SAP HANA design ideas
Memory is at least ten years ago there was a wave of agitation, then the enterprise products, the main representative for OLTP transactions accelerating Timeten and Altibase, and in 2010 began to promote the memory computing products, most representative is the SAP HANA.
SAP HANA on the Processing logic, fully USES the Vector calculation (Vector Processing), as far as possible using the latest SSE4.1 and SSE4.2 instructions, as well as in multi-core NUMA scenarios reduce running cost, make its multithreaded performance than close to 1 as possible.In addition, in terms of data structure, in order to as far as possible use of CPU Cache (Cache), and as far as possible to reduce the memory access, so introduced a Cache Sensitive the CSB (Cache Sensitive B +) instead of the traditional B tree tree.
Promotion, in order to progress and improve the overall architecture and performance, HANA also use LLVM to support dynamic compilation, SQL queries or MDX (Multi - Dimensional Expressions, multi-dimensional expression) query, etc., within the HANA will have been translated a public presentation layer, called L language, and before execution, will use LLVM compiled into the binary code and direct execution, the advantage is to avoid the traditional complicated logic inside the database engine, thus improving performance, and such L form of the language, very helpful for HANA to add more features in the future, so HANA in a very short period of time to support a lot of analysis of SQL statements, also
supports a variety of data mining algorithm, also provide a lot of customized script, let users according to their own business needs to expand the function of HANA.
Apache design idea of the Spark
As you all know, now the Apache Spark can be said to be the most popular recently open source data items, even the EMC's Pivotal company specializes in large data also began to ready to abandon its since more than a decade GreenPlum technology research, turned into the Spark technology research and development.And from the point of the industry, the degree of Spark a fire, only the IaaS bound it can compare.So we then straight to its core mechanism.

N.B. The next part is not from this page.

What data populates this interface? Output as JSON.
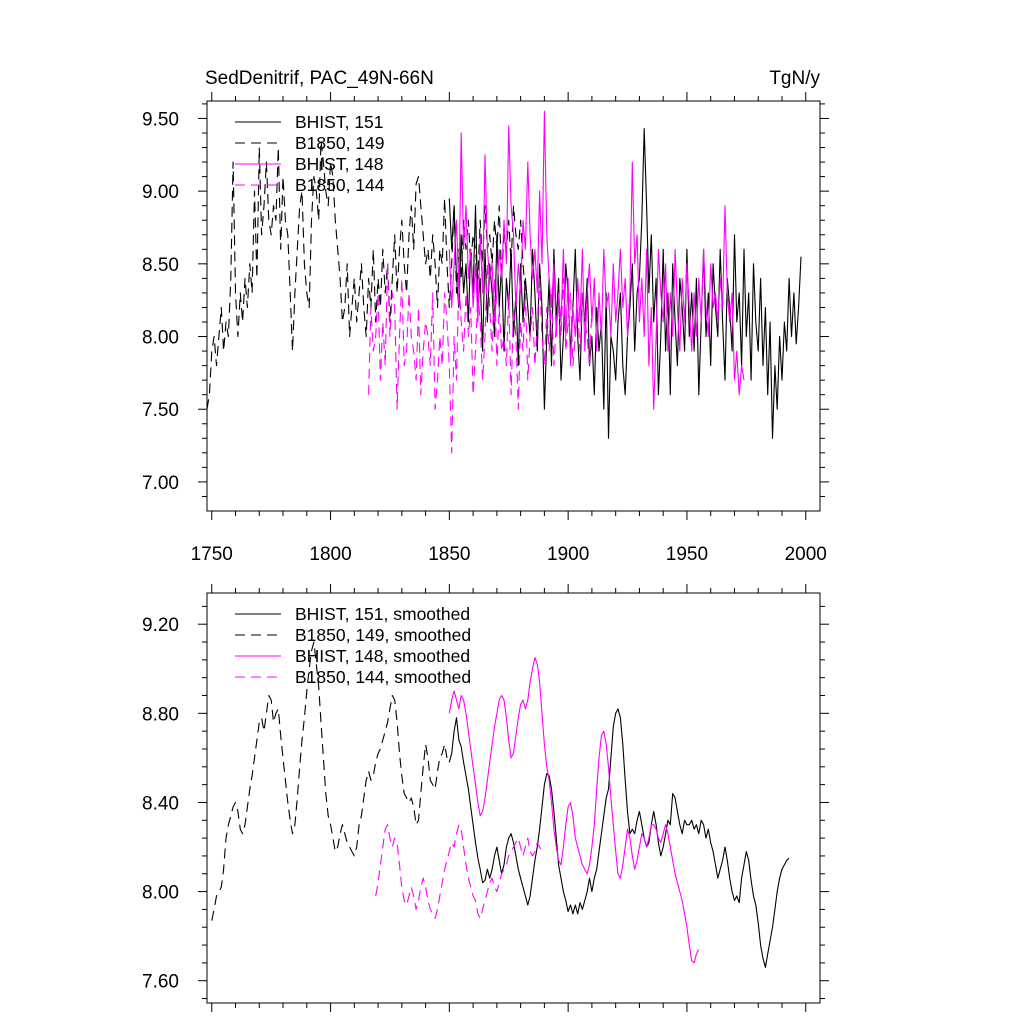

The Spark has been to use code generation in the SQL and DataFrames expression evaluation (expression evaluation), at the same time they are ready to make the code generation can be applied to all of the built-in expression, and on this basis to support more new instruction set.And they not only from Codegen internal components to improve the CPU efficiency, also hope to push the code generation to a broader range of places, for example, data serialization, also is to Shuffle data redistribution in the process of the data from memory to binary format conversion to wire - protocol stream format of such processes, because the Shuffle usually performance bottlenecks by data series, and through code generation, can significantly improve the serialization throughput, which in turn effect to Shuffle network throughput.
Figure 5 shuffle performance analysis
Figure 5 compares the single thread on the performance of the 8 million line complex do shuffle, respectively using Kryo way before and the latest code generation, the speed is more than 2 times of the former on the latter.